Personally, I look at everything the candidates and their cohorts do through a glass darkly. Picking Sarah Palin as the Republican Vice Presidential nominee? Don’t get me started about how cynical THAT was – and I so hope the women of America don’t vote for her just because she has XX chromosomes. Obama’s growing sympathy for the gun-totin’, God fearin’ working class? (Didn’t he say something about them clinging bitterly to something? Guess hangin’ around a few town halls in Pennsylvania wised him up…) Even the small stuff: Cindy McCain holding Sarah Palin’s new baby on TV? Awww… but I notice she REALLY doesn’t want that kid to barf on her dress. The cynic in me sees only a photo opp, not brilliantly handled.
Trying to learn from the mistakes of political campaigns… okay, so what about marketing products and services? The same problems can arise – it’s tough getting a cynical audience to believe anything professional PR people and other communicators say – even when it’s absolutely true.
Letting the truth be the point. That will help. The truth looks true. It sounds true. Maybe it’s funny, eye-catching or new. The truth doesn’t shift message just to be expedient. It doesn’t underestimate the intelligence of its audience. It doesn’t pull a bait-and-switch.
When you can’t say something good and true about the product or service you’re selling? No kidding – as a marketer, you should just say no. Save yourself for something worth talking about.
Integrity, over the long term, equals believability. I think it shines through – and that’s where my own cynicism ends.
What’s the inspiration here?
I’ve become convinced that the world is spinning into a new era. We’re not fussing about “sustainability” and the environment for nothing. Our kids will need incredible skills, not just an education, to get the careers they’ll need if they want to live in a house, drive a car and savor the occasional Ben & Jerry’s pint. And we don’t even need to mention oil prices. Or the roller coaster stock market. Or the U.S. mortgage crisis.
But I don’t feel dismal. Not at all. I’m an optimist, so I’m exploring the boundless potential of creative, out-of-the-box thinking to change – well, anything.
My conclusion is this: conventional thinking isn’t going to cut it for long. Not for leaders or intellectuals or business people or parents, or…
May I suggest a great movie about creative thinking and quantum physics? (don’t be scared; if you know less about physics than I do, I’d be amazed): www.whatthebleep.com
Sarah Palin… do I remember her from a bad dream?
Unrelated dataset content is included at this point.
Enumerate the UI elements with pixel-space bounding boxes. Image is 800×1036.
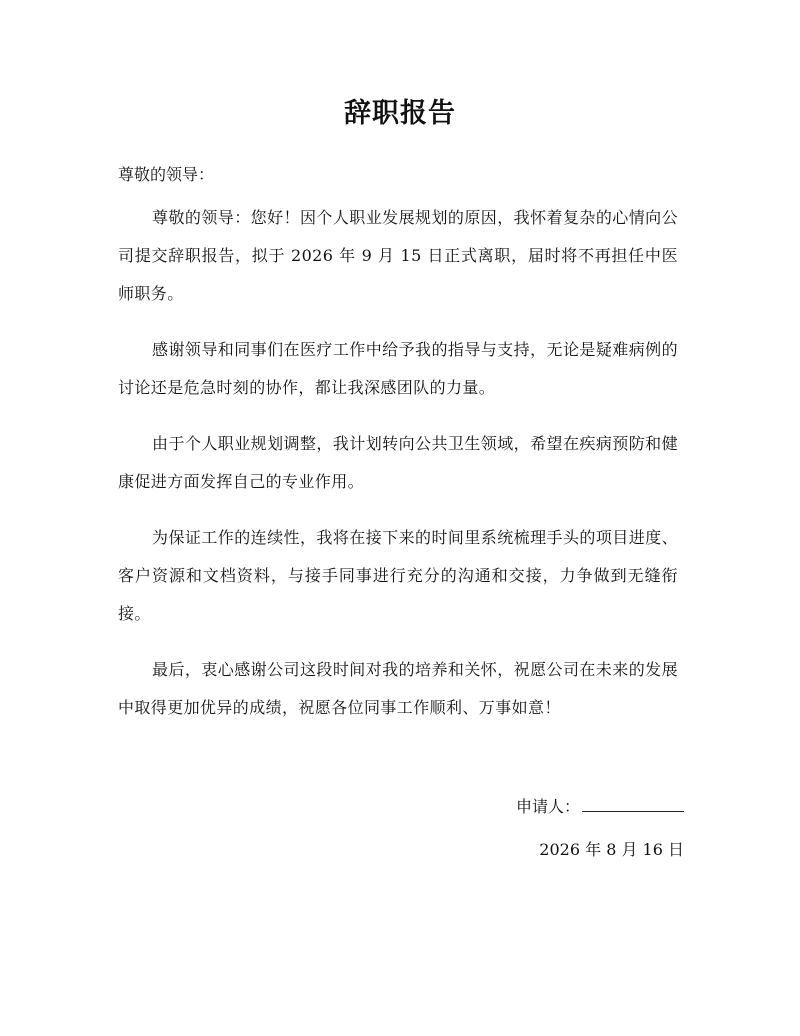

Yikes! Last night, listening to Sarah Palin’s national debut, then the pundits’ unabashed adulation, I felt … so alone. Was I the only person in America who was horrified by her mean-spirited, small-minded speech?
Prime example: Palin mocks Obama for advocating that suspected terrorists, when arrested, be read their rights. And the audience agreed! Big time! Loud boos and vehement nodding of their Uncle Sam top hats made it clear that Ben Franklin’s statement, “They who can give up essential liberty to obtain a little temporary safety, deserve neither liberty nor safety” is passe. Ouch.
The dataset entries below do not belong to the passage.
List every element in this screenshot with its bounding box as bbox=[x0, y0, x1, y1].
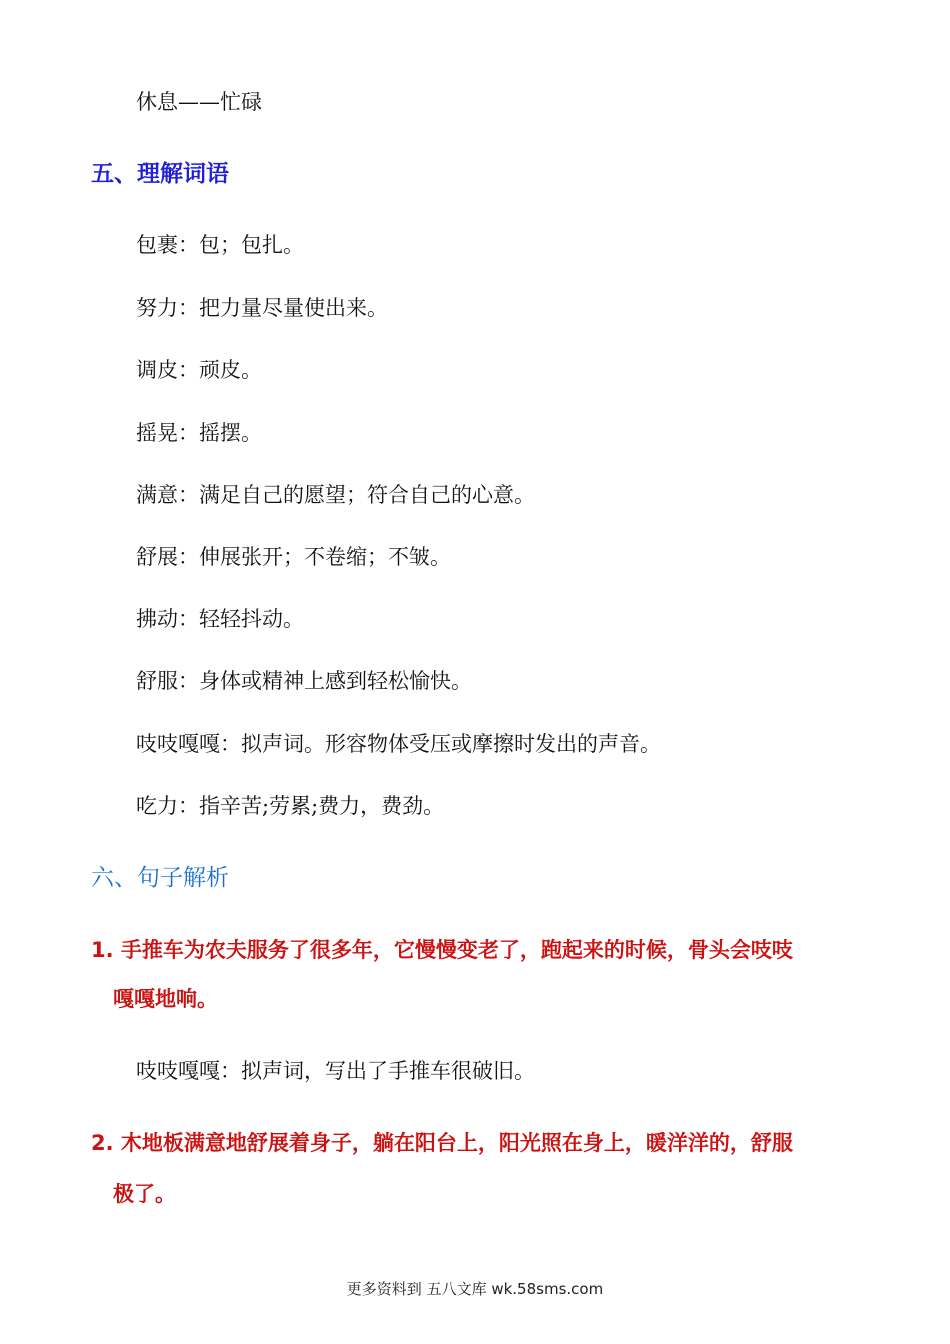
section-6-heading: 六、句子解析 bbox=[91, 865, 229, 891]
definition-item: 吱吱嘎嘎：拟声词。形容物体受压或摩擦时发出的声音。 bbox=[136, 732, 661, 756]
definition-item: 拂动：轻轻抖动。 bbox=[136, 607, 304, 631]
definition-item: 包裹：包；包扎。 bbox=[136, 233, 304, 257]
definition-item: 努力：把力量尽量使出来。 bbox=[136, 296, 388, 320]
definition-item: 满意：满足自己的愿望；符合自己的心意。 bbox=[136, 483, 535, 507]
definition-item: 舒展：伸展张开；不卷缩；不皱。 bbox=[136, 545, 451, 569]
sentence-2-line-1: 2. 木地板满意地舒展着身子，躺在阳台上，阳光照在身上，暖洋洋的，舒服 bbox=[91, 1131, 793, 1155]
definition-item: 吃力：指辛苦;劳累;费力，费劲。 bbox=[136, 794, 445, 818]
definition-item: 调皮：顽皮。 bbox=[136, 358, 262, 382]
sentence-2-line-2: 极了。 bbox=[113, 1182, 176, 1206]
sentence-1-line-1: 1. 手推车为农夫服务了很多年，它慢慢变老了，跑起来的时候，骨头会吱吱 bbox=[91, 938, 793, 962]
top-line: 休息——忙碌 bbox=[136, 90, 262, 114]
definition-item: 舒服：身体或精神上感到轻松愉快。 bbox=[136, 669, 472, 693]
sentence-1-analysis: 吱吱嘎嘎：拟声词，写出了手推车很破旧。 bbox=[136, 1059, 535, 1083]
sentence-1-line-2: 嘎嘎地响。 bbox=[113, 987, 218, 1011]
page-footer: 更多资料到 五八文库 wk.58sms.com bbox=[346, 1280, 604, 1298]
definition-item: 摇晃：摇摆。 bbox=[136, 421, 262, 445]
section-5-heading: 五、理解词语 bbox=[91, 161, 229, 187]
I’m a marketer and a PR professional, so I should be able to understand how the masses think. Why then, as I heard Palin promoting her “hockey Mom” credentials and direly warning the crowd that this is a “world of threats and dangers” best managed by a man who has been tortured, rather than one who hasn’t – why was I so worried that I alone, really alone, think Palin is a horror show?
In the light of today, I’ve encountered more enlightened individuals, none of them toting rifles or wearing the American flag as a costume, who weren’t enthralled by the new candidate. And for that, I am truly grateful.